Folgt man von Prag aus dem Lauf von Moldau und Elbe, erreicht man die schöne Stadt Roudnice. Mit knapp 13000 Einwohnern ist sie die größe Stadt im Umkreis und das touristische Potenzial beschränkt sich nicht ausschließlich auf das Schloss und die alte Architektur in der Innenstadt. In der näheren Umgebung erhebt sich der 455m hohe Berg Řip markant über der sonst recht flachen Gegend. An dessen Fuße schlängeln sich zwei Nebenbahnen durch die Landschaft, die selbst für tschechische Verhältnisse einen sehr urtypischen Charme behalten haben.
Dabei handelt es sich um die Strecken Roudnice nad Labem – Libochovice und Vraňany – Zlonice, die sich in Straškov treffen. Im Kursbuch der Tschechischen Bahn findet man die Strecken unter den Tabellennummern 095 und 096.
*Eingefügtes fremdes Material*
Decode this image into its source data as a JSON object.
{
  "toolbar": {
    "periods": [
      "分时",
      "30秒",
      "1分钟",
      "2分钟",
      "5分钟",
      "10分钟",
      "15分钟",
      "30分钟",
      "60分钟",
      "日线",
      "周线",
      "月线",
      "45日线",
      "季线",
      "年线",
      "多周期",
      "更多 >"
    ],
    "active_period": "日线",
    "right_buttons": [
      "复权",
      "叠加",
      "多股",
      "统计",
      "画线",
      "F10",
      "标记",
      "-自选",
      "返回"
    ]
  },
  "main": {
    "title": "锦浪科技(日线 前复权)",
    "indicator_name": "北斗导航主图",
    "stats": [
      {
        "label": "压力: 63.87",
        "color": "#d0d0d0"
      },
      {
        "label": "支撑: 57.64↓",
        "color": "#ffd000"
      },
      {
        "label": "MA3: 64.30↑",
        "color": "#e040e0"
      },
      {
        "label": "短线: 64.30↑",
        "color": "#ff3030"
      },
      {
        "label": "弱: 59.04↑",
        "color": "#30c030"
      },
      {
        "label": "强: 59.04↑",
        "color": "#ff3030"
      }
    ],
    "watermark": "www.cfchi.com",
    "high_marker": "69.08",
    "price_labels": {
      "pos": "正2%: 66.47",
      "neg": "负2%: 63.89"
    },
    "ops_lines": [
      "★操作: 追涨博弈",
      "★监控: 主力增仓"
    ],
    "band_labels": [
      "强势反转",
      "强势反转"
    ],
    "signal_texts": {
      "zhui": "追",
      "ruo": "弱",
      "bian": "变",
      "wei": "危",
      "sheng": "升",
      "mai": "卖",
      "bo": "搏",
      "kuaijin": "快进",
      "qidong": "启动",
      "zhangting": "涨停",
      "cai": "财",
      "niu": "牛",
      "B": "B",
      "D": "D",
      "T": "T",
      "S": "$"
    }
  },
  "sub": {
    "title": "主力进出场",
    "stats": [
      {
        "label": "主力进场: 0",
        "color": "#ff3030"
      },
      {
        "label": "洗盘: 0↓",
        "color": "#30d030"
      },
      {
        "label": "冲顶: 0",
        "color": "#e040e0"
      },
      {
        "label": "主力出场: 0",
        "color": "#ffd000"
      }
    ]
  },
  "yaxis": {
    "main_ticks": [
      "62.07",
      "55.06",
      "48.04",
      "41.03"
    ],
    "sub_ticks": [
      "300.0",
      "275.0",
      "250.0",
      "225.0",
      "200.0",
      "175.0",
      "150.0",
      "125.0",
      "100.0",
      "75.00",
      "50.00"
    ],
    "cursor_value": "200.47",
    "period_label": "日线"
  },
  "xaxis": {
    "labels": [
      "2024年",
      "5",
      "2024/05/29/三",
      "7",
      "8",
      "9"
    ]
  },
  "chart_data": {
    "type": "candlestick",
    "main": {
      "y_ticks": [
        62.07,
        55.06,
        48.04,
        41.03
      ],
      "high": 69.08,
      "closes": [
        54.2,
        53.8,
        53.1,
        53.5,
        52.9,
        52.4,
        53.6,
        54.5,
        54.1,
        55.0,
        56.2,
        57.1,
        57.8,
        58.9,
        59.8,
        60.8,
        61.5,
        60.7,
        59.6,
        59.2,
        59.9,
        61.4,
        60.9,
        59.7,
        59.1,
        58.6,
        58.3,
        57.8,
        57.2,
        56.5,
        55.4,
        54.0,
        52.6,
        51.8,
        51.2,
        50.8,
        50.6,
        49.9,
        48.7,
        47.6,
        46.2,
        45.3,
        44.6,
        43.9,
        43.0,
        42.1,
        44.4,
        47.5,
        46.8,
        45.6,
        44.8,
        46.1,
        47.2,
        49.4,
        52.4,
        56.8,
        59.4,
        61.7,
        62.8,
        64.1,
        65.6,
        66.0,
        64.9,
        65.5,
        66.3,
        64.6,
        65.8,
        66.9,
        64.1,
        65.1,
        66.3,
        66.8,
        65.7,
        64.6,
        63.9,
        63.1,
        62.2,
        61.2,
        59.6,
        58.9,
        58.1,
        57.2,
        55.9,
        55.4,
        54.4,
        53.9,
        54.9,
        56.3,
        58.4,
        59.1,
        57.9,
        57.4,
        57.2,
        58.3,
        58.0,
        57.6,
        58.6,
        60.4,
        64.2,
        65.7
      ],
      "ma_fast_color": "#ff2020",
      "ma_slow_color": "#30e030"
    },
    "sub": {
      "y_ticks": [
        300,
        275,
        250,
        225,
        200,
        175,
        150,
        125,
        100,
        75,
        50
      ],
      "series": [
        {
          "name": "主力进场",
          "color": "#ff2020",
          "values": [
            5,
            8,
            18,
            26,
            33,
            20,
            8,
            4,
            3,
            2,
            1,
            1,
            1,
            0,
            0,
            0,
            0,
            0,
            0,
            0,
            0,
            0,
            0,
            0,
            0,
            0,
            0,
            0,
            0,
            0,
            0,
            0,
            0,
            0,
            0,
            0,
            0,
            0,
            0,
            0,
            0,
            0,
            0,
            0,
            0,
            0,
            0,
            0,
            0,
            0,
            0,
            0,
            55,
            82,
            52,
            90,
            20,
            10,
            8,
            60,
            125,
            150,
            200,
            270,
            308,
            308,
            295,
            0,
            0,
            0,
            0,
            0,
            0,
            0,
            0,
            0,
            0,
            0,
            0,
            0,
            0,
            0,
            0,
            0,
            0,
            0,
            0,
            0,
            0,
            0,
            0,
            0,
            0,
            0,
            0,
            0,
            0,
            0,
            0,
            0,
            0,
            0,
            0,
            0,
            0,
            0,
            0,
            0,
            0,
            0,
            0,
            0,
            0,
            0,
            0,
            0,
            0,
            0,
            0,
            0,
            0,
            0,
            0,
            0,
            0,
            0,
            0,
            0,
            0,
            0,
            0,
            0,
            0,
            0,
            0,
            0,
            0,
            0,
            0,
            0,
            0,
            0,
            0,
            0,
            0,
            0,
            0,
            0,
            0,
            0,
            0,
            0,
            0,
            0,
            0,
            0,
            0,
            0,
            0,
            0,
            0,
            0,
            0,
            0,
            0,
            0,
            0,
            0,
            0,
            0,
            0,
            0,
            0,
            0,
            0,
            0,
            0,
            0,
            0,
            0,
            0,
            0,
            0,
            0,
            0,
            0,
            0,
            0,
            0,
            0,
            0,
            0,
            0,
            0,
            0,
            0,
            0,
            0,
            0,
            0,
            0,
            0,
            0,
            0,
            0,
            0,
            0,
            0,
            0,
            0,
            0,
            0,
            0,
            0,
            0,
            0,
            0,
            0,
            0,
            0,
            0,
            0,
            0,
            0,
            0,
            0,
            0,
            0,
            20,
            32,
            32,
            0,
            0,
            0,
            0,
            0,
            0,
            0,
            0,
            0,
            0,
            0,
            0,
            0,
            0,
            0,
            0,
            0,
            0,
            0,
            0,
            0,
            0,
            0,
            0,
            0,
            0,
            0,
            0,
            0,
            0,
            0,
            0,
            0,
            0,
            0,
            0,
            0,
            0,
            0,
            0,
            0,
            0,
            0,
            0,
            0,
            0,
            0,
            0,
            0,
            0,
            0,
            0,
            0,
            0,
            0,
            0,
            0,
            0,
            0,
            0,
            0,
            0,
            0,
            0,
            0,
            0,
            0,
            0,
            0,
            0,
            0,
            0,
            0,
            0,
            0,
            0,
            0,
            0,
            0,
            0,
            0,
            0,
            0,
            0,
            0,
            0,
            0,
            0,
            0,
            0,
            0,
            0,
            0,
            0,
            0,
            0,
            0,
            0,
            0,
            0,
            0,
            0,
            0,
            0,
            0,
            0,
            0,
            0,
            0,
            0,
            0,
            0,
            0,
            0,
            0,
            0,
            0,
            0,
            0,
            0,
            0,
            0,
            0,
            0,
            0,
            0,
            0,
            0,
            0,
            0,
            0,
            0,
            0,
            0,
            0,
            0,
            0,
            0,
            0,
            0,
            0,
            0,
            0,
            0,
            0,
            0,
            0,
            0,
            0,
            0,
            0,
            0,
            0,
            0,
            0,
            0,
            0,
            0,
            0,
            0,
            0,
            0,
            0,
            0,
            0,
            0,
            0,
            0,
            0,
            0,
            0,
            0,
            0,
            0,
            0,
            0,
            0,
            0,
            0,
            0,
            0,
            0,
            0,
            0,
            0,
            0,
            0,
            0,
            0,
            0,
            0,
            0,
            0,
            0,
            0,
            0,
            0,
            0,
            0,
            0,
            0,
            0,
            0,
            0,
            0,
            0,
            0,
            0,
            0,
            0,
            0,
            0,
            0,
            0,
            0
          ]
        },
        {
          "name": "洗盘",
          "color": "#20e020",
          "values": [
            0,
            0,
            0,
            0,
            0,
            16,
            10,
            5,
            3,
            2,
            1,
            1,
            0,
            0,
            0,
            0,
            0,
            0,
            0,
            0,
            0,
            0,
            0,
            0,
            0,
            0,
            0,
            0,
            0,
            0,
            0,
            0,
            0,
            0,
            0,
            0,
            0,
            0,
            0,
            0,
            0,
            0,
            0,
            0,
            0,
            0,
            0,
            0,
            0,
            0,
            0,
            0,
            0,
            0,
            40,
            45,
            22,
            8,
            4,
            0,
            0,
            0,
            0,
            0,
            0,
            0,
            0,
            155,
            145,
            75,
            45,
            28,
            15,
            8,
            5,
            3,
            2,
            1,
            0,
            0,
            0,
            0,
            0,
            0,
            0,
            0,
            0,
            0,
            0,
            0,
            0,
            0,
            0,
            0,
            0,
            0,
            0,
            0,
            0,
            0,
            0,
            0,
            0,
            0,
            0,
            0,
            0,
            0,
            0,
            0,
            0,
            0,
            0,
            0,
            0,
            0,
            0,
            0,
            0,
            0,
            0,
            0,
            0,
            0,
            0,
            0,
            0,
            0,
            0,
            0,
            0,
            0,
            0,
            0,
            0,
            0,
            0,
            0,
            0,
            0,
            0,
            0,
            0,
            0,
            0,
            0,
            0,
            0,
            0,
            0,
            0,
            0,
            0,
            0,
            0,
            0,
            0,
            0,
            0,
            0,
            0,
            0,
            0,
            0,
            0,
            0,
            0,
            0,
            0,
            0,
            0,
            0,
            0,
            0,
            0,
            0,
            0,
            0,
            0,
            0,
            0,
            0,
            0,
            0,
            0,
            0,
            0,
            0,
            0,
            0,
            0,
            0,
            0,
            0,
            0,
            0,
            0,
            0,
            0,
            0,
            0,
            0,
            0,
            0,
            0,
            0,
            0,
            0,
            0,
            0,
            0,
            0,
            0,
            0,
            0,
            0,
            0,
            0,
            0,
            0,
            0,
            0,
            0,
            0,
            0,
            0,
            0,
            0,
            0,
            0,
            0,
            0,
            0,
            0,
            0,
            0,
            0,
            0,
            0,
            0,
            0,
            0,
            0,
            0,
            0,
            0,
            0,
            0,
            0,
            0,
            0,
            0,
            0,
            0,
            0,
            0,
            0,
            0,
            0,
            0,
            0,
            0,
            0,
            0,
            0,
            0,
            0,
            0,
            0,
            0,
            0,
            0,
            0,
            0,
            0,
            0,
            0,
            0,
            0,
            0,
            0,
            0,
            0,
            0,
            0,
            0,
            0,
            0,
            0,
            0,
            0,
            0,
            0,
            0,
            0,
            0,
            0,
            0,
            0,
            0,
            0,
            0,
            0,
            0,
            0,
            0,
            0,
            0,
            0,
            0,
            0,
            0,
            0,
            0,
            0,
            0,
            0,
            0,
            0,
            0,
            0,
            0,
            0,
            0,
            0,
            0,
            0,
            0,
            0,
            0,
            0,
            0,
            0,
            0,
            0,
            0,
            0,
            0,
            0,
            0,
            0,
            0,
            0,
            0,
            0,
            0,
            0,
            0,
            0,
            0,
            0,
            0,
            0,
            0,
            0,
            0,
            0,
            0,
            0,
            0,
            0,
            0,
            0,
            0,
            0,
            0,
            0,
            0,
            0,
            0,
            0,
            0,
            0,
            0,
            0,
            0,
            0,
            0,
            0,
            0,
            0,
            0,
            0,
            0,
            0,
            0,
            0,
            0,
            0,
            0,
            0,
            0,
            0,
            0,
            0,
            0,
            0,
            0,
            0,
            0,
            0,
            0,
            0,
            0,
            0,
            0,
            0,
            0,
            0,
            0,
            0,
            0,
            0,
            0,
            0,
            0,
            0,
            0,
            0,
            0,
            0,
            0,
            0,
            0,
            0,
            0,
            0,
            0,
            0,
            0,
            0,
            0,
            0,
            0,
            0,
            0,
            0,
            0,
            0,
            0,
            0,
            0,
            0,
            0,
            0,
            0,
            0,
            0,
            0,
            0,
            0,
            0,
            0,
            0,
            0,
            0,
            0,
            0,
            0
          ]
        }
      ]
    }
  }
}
Zwar kann man auch im Jahr 2025 von diesem Nebenbahnknoten aus noch täglich in drei der vier Richtungen fahren, doch in Richtung Westen ist für die Triebwagen bereits nach zwei Kilometern Schluss. Dahinter ist zwischen Bříza obec und Libochovice nur noch Ausflugsverkehr (2 Zugpaare am Wochenende und an Feiertagen während der Sommerzeit). Nach Süden, auf der Strecke nach Zlonice, wurde der planmäßige Verkehr am 31.10.2021 eingestellt. Nach Vraňany offenbart das Kursbuch werktags noch sechs Zugpaare, doch auch hier lässt der Besetzungsgrad zu wünschen übrig. Einzig die Triebwagen auf dem Ast nach Roudnice erfreuen sich einem nennenswerten Zuspruch. Hier sind werktags 14 Züge pro Richtung im Fahrplan zu finden.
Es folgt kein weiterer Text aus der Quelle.